Laurent Berger appelle à une « affectation différente » de la contribution des entreprises pour financer le compte personnel de formation

9 septembre
2013

C’est à la construction d’un « nouvel horizon social » qu’a appelé Laurent Berger, le 2 septembre 2013, à l’occasion de la conférence de rentrée de la CFDT. Le premier exercice du genre pour celui qui a succédé à François Chérèque en novembre 2012. Un « nouvel horizon » qui ne se limite pas à la seule question des retraites – pourtant amplement débattue à l’occasion de cette rentrée sociale – mais englobe l’ensemble des dossiers d’urgence examinés lors de la Conférence sociale de juin dernier, parmi lesquelles une grande réforme de la formation professionnelle que la Centrale de Belleville appelle de ses vœux.

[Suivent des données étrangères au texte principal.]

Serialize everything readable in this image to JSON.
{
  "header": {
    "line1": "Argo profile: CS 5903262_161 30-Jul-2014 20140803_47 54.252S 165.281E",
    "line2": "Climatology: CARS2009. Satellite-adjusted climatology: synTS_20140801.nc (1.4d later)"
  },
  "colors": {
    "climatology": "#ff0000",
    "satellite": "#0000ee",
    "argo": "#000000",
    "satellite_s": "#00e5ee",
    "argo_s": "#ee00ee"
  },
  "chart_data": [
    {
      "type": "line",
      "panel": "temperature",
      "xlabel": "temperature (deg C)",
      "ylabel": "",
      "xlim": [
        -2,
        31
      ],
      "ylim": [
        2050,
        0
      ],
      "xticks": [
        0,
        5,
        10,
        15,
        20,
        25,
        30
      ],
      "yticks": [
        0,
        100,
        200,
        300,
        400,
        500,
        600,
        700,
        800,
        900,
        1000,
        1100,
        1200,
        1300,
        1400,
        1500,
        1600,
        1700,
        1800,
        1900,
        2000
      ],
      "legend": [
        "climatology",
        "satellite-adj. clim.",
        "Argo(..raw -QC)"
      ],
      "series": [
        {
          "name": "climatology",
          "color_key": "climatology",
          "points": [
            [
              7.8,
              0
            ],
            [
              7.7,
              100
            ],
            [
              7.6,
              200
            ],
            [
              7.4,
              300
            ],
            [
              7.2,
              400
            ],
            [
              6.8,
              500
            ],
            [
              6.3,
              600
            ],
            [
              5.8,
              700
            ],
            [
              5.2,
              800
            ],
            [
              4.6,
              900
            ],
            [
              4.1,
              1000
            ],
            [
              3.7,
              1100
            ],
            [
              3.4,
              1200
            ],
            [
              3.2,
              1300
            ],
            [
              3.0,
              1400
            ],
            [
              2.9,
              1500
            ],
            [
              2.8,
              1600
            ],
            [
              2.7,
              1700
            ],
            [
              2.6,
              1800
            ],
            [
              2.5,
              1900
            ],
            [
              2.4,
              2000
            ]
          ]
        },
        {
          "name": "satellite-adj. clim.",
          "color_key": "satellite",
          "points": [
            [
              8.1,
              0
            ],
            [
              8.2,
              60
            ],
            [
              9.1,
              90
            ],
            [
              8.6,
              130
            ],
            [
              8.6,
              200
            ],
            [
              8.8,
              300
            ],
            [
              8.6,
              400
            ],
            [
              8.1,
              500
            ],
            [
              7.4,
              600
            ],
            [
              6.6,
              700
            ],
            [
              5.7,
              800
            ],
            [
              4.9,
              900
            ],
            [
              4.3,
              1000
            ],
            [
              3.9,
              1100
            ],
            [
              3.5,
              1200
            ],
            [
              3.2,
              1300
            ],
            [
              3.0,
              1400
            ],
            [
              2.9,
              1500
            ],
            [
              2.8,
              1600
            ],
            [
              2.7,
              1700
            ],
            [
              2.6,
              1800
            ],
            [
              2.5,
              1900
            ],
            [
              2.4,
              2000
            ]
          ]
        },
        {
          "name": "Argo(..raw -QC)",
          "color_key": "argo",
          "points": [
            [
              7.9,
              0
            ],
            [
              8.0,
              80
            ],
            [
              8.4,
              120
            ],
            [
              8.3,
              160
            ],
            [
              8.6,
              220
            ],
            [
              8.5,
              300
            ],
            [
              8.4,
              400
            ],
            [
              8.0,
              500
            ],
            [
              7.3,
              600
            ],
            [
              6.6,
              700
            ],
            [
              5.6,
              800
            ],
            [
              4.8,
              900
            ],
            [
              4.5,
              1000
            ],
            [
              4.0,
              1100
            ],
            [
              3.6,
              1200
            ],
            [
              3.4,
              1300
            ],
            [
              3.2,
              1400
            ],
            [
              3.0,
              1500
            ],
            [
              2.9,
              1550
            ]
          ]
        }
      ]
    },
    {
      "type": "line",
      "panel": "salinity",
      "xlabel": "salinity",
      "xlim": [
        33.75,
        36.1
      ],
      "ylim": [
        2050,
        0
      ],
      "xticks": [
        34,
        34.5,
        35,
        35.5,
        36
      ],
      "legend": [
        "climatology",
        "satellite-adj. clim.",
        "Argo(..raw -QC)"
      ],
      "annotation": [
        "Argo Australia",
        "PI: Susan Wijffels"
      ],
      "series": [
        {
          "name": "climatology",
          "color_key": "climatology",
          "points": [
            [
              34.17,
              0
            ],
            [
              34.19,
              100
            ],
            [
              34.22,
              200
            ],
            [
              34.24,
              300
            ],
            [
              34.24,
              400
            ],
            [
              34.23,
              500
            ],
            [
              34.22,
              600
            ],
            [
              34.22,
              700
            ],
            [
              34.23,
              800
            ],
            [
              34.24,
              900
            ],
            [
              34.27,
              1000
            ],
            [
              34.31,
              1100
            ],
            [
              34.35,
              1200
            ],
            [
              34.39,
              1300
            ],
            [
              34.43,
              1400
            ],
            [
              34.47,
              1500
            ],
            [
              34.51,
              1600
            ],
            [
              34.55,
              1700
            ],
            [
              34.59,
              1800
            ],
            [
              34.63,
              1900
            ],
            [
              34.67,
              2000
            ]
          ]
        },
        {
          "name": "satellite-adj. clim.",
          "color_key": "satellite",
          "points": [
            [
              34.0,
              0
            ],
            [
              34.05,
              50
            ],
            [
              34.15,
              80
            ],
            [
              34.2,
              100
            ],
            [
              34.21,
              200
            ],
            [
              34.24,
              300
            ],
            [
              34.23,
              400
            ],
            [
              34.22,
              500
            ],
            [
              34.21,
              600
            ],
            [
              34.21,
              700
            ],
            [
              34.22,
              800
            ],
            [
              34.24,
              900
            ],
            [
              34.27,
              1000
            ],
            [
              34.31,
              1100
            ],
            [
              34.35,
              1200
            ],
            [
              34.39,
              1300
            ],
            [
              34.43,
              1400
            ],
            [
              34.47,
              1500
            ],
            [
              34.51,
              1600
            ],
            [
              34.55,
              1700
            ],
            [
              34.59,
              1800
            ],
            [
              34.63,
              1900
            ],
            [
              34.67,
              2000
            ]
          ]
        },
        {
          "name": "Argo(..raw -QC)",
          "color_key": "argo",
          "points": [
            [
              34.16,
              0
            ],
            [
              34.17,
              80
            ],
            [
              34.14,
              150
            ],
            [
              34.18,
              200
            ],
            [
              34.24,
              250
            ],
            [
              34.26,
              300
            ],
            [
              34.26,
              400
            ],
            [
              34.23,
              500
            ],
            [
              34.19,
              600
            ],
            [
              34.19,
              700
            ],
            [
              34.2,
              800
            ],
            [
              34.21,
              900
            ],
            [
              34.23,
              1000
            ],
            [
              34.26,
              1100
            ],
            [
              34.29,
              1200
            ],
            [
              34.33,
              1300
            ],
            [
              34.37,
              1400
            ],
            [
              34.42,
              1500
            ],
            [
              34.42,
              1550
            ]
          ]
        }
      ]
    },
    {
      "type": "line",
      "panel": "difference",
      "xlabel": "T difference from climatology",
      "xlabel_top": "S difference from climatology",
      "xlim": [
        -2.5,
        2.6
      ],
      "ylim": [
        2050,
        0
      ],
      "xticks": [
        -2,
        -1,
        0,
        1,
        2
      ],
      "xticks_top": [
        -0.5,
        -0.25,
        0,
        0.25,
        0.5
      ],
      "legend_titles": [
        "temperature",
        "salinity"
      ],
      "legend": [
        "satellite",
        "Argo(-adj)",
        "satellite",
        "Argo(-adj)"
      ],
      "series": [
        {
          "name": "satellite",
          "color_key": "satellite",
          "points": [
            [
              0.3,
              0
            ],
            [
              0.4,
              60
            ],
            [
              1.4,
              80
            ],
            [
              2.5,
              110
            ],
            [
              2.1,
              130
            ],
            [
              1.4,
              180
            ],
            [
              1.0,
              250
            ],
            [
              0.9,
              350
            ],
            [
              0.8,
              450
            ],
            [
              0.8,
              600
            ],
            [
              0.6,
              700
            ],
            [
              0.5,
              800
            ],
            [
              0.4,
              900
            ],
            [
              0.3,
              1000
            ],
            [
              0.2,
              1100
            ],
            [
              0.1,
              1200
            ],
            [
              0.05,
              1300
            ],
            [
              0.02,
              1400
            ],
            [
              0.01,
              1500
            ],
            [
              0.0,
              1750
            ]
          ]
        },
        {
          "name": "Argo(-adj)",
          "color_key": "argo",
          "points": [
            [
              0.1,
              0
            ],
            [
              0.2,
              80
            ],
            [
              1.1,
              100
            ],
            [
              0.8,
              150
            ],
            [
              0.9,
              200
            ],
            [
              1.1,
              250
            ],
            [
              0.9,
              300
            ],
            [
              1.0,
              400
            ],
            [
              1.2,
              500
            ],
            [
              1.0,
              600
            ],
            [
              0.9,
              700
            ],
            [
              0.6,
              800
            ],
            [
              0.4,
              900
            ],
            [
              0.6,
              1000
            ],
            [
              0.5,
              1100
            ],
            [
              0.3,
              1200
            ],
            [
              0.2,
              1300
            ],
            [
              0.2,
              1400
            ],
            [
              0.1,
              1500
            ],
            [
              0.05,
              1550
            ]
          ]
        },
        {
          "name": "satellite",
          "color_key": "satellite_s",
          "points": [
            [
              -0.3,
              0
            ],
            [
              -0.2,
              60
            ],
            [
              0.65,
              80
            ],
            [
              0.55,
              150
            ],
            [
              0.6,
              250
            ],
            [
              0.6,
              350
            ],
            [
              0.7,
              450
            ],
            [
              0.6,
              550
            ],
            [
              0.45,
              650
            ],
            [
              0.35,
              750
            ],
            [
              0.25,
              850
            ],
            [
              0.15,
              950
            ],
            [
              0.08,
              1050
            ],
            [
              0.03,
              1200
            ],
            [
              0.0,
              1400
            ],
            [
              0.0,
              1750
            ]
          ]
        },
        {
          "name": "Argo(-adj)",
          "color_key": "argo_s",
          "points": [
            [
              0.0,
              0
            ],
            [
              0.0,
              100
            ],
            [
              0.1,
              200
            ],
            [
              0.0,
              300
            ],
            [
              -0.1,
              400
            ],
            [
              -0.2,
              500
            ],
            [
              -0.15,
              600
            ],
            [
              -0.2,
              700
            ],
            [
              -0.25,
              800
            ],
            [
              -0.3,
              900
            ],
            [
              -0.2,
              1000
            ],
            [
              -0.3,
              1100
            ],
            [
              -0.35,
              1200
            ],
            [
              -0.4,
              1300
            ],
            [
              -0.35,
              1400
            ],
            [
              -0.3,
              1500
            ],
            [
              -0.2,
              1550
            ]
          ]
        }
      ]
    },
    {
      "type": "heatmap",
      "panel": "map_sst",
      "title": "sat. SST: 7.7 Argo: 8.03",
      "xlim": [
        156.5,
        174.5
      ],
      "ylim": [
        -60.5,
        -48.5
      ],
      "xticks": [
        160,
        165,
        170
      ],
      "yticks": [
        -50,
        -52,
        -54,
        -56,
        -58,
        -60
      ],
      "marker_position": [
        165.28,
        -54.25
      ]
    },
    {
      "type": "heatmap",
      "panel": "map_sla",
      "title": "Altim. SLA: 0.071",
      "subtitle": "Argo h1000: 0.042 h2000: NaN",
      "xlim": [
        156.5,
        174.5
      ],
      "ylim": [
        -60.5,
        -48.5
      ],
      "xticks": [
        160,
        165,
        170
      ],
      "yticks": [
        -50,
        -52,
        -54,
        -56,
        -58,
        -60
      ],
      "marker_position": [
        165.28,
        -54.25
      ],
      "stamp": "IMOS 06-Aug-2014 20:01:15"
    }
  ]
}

Mais d’abord, la priorité des priorités : « l’emploi, et notamment celui des jeunes ! » a martelé le secrétaire général de la CFDT qui, à cette occasion, a directement apostrophé le patronat, lui demandant « d’aller plus loin sur les contrats de génération ». L’urgence, ce sont aussi les 30 000 formations prioritaires destinées à autant de demandeurs d’emploi qu’il appartient aux partenaires sociaux d’identifier avant la fin de l’année. Mais au-delà de l’urgence, ce sont trois dossiers « formation » imminents qui sont placés à l’agenda. La concertation quadripartite sur le compte personnel de formation et le conseil en évolution professionnelle, la négociation interprofessionnelle sur la formation et la concertation sur le financement de l’apprentissage. Trois chantiers qui s’ouvriront dans les semaines à venir.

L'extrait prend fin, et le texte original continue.